Garcia foi primeiro até a janela, afastou um pouco a enorme cortina para ver um pouco a distância que estava da rua principal e concluiu que dali realmente era possível ver muita coisa.


- Olá – falou, se aproximando devagar e tentando não assustá-la – eu sou o Detetive Garcia. Gostaria de saber mais sobre o que você viu lá embaixo. Acha que está preparada para falar a respeito?


- Não, não – ela continuava sussurrando e Garcia percebeu que não adiantaria ficar insistindo, precisaria esperar.


Começou a andar pela sala e viu um quadro pendurado na parede. Uma mulher já bem idosa com cabelos completamente brancos sorria com uma rosa na mão direita, elevando-a até a altura do rosto. A mão esquerda abraçava uma menina de pouco mais de quinze anos, era loira de olhos bem claros e estava olhando fixamente para quem estava tirando a foto com um sorriso bem discreto nos lábios. Ao fundo era possível ver um enorme jardim, com flores de todos os tipos e uma trilha que dava diretamente a uma casa de telhados marrons. No canto inferior direito havia uma inscrição com letra de mão dizendo: Minha filha querida, paz e graça esteja convosco.


Garcia não sabia o motivo, mas permaneceu olhando para aquela foto por um bom tempo, perdido nas próprias lembranças, indo a lugares há muito tempo esquecidos. Lembrou de sua mãe, morta quando ainda tinha dez anos. Lembrou de sua vó, que o criou até a maioridade. Pensou em como a vida passava diante dos olhos de forma tão rápida. Sentiu um vazio tão profundo no peito, como se não houvesse mais esperanças ou motivos para lutar. Sentiu um desespero quando pensou em quão terrível as pessoas haviam se tornando e quanto mal já haviam feito umas às outras. E sentiu tudo isso ir embora de repente quando uma mão tocou sem ombro direito.


- Detetive – a voz soou fina e delicada.


- Olá... oi – ele respondeu, nervoso por ter sido pego de surpresa.


- Eu vi coisas terríveis – disse ela -, não sei se estou sonhando ou se estou ficando louca, mas aquilo não é possível.


- Me conte o que houve, bem devagar e pare sempre que precisar.


Ela contou.

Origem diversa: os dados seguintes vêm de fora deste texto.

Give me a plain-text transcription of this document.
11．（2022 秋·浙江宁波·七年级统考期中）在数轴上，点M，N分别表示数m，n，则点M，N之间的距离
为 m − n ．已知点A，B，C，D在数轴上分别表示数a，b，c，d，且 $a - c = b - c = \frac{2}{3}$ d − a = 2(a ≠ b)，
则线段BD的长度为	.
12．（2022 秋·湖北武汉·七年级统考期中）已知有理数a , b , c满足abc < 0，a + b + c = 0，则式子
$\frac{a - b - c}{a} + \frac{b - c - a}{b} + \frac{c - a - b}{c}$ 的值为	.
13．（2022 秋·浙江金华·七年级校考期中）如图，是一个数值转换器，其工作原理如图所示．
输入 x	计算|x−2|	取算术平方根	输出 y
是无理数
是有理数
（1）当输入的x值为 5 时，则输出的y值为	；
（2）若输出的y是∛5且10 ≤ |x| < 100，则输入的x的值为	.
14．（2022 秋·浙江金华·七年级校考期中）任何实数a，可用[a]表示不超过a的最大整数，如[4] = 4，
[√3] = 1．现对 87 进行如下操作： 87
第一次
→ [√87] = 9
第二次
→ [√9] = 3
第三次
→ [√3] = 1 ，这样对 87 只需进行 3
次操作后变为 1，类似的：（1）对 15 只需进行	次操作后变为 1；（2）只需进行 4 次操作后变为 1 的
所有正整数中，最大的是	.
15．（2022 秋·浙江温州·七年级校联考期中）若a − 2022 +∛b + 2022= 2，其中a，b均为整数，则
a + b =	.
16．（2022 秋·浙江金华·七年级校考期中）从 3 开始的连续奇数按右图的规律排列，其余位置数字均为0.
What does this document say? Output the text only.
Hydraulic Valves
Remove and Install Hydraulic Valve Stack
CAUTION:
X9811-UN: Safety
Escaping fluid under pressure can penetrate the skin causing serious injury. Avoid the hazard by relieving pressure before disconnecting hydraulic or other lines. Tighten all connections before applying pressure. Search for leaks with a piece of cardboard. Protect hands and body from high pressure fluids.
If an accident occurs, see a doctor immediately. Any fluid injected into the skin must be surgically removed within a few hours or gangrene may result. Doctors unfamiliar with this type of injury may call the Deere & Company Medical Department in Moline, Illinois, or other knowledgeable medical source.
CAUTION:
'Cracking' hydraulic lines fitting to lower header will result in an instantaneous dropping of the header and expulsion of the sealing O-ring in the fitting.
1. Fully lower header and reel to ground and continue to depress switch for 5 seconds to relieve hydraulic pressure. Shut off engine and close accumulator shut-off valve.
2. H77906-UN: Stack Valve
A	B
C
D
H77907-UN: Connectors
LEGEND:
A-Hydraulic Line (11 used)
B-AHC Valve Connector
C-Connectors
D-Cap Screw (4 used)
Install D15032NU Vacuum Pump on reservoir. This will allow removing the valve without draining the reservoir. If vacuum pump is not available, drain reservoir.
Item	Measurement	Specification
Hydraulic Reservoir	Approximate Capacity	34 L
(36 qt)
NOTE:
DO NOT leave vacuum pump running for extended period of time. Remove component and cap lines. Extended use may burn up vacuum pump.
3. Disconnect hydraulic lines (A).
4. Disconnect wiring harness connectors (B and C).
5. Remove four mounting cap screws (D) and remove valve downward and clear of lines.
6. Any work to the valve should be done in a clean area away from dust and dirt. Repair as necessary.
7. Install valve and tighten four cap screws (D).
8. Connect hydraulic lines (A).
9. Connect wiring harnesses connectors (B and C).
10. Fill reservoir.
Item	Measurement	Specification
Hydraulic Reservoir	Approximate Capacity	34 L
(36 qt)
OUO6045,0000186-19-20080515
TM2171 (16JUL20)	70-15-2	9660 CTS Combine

Tudo o que havia visto lá embaixo. Parou em alguns momentos. Chorou em outros. Mas contou tudo e Garcia ouviu sem interromper, como uma criança que ouve uma história antes de dormir.


- Talvez seja difícil de se lembrar, mas você viu o modelo do carro, cor, ou para que direção ele foi depois que...bem, depois que você viu isso que me contou?


- Sim, eu vi. Era um carro preto, não sei o modelo exatamente, daqui não conseguia ver, mas era grande, como um carro de funerária, mas havia uma coisa desenhada na porta, é isso, havia uma inscrição, alguma coisa como Portas ou chaves.


- Museu das Portas & Chaves? – Disse ele, surpreso.


- Isso, isso mesmo. No momento que ele parou e salvou o garoto que estava encurralado eu pude ver. Eles foram em direção ao centro, por aquela rua ali – disse ela apontando para a rua.


- E os que ficaram? Eles não foram atrás do carro?


- Não, não foram. Ficaram parados olhando o carro partir e depois eu entrei correndo, fiquei com muito medo.


- Imagino que sim. Não é uma coisa que se vê todos os dias. Vou continuar investigando isso. Agradeço muito pela ajuda. Se você preferir posso te levar para a delegacia para ficar sob proteção por lá.


- Detetive, estou com muito medo, de verdade, e assustada também, mas se eu vi o que vi realmente, não terei proteção em lugar algum, portanto prefiro ficar aqui e me preparar para o pior – ela se aproximou da fotografia na parede e passou a tocá-la – talvez já esteja na hora de eu me juntar a minha querida mãe, onde quer que ela esteja.


Aquilo tornou o ar ainda mais pesado do que quando a jovem estava apenas em silêncio e Garcia percebeu naquele momento que, mais triste do que a própria morte, era desistir de viver ou viver sem possibilidades, e então pensou em seu filho. Não era aquele futuro que queria para ele e não deixaria as coisas fugirem do controle. Portanto saiu daquela casa rápido, não sem antes agradecer mais uma vez a contribuição da jovem, e foi diretamente para o Museu das Portas & Chaves. Naquele momento, as únicas respostas possíveis para o fato, pareciam estar lá e esse pensamento fez todos os outros se esvaírem bem lentamente, dando lugar a uma força de lutar que há muito tempo não sentia.